After the Novocaine wears off - and Novocaine is way, way up there on my Gratitude List - my teeth and gums sort of hurt.  I assume this is a delayed reaction to whatever problem is going to lead to a Root Canal except now it's going to be an emergency, after-hours, weekend Root Canal.  I'm vaguely aware that most people would chalk some discomfort up to the fact that I had a guy digging around in my sensitive oral mucous membranes with stainless steel needles, but I'm definitely not most people.

Compounding my fear is that I notice if I blow on the affected area or chew some hard seeds or nuts on that side of my mouth or drink freezing, icy drinks, or sip scalding hot coffee - boiling hot - then the pain is worse.  I also assume this is a sign of the emergency Root Canal.  I wander around in public sucking air in and out over my front teeth like some kind of deranged animal.  I must look like a mountain ape protecting my territory from a rival.  I look like I'm getting ready to attack, to blow.

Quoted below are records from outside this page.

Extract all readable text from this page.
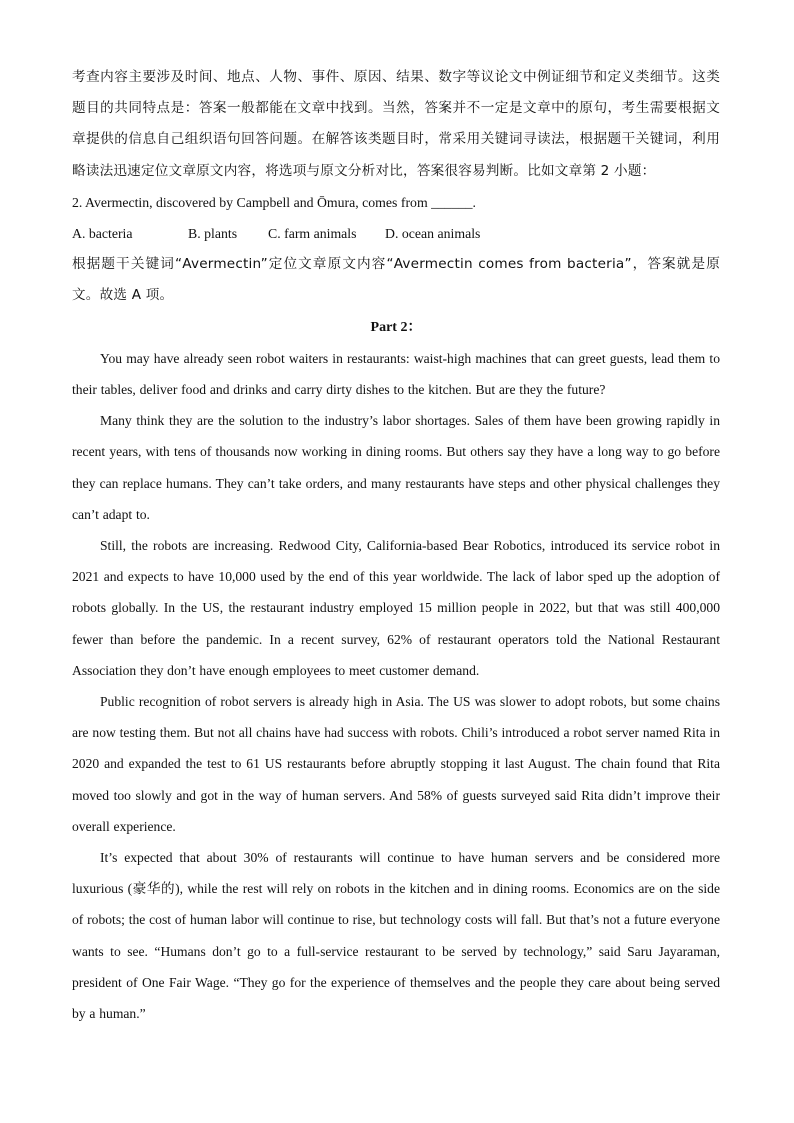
考查内容主要涉及时间、地点、人物、事件、原因、结果、数字等议论文中例证细节和定义类细节。这类题目的共同特点是：答案一般都能在文章中找到。当然，答案并不一定是文章中的原句，考生需要根据文章提供的信息自己组织语句回答问题。在解答该类题目时，常采用关键词寻读法，根据题干关键词，利用略读法迅速定位文章原文内容，将选项与原文分析对比，答案很容易判断。比如文章第 2 小题：

2. Avermectin, discovered by Campbell and Ōmura, comes from ______.

A. bacteria	B. plants	C. farm animals	D. ocean animals

根据题干关键词“Avermectin”定位文章原文内容“Avermectin comes from bacteria”，答案就是原文。故选 A 项。

Part 2：

You may have already seen robot waiters in restaurants: waist-high machines that can greet guests, lead them to their tables, deliver food and drinks and carry dirty dishes to the kitchen. But are they the future?

Many think they are the solution to the industry’s labor shortages. Sales of them have been growing rapidly in recent years, with tens of thousands now working in dining rooms. But others say they have a long way to go before they can replace humans. They can’t take orders, and many restaurants have steps and other physical challenges they can’t adapt to.

Still, the robots are increasing. Redwood City, California-based Bear Robotics, introduced its service robot in 2021 and expects to have 10,000 used by the end of this year worldwide. The lack of labor sped up the adoption of robots globally. In the US, the restaurant industry employed 15 million people in 2022, but that was still 400,000 fewer than before the pandemic. In a recent survey, 62% of restaurant operators told the National Restaurant Association they don’t have enough employees to meet customer demand.

Public recognition of robot servers is already high in Asia. The US was slower to adopt robots, but some chains are now testing them. But not all chains have had success with robots. Chili’s introduced a robot server named Rita in 2020 and expanded the test to 61 US restaurants before abruptly stopping it last August. The chain found that Rita moved too slowly and got in the way of human servers. And 58% of guests surveyed said Rita didn’t improve their overall experience.

It’s expected that about 30% of restaurants will continue to have human servers and be considered more luxurious (豪华的), while the rest will rely on robots in the kitchen and in dining rooms. Economics are on the side of robots; the cost of human labor will continue to rise, but technology costs will fall. But that’s not a future everyone wants to see. “Humans don’t go to a full-service restaurant to be served by technology,” said Saru Jayaraman, president of One Fair Wage. “They go for the experience of themselves and the people they care about being served by a human.”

On day two all sensitivity is gone.  Also, in a humorous turn, the second tooth that may need a Root Canal is on the opposite side of my face from where I was probing with my tongue.  I'm guessing that any pain or sensitivity in that area came from irritating the gums by repeatedly probing the area with my tongue.

And I wonder why I drank.

P.S.: Root Canal would be an excellent name for a rock band.
P.S.S.: I bought a T-shirt that says simply: Root Canal.  Really.  Urban Dictionary allows you to put whatever phrase or word you want on a shirt and they'll print it up for you.

1 comment:

Marco said...

This was the funniest thing I have read all morning! You have quite a way with words. I especially loved the part where you said you were thinking of becoming a dentist just so you could dispute your dentist. I wonder if that would really work? At any rate, thanks for the laughs and good luck in the future.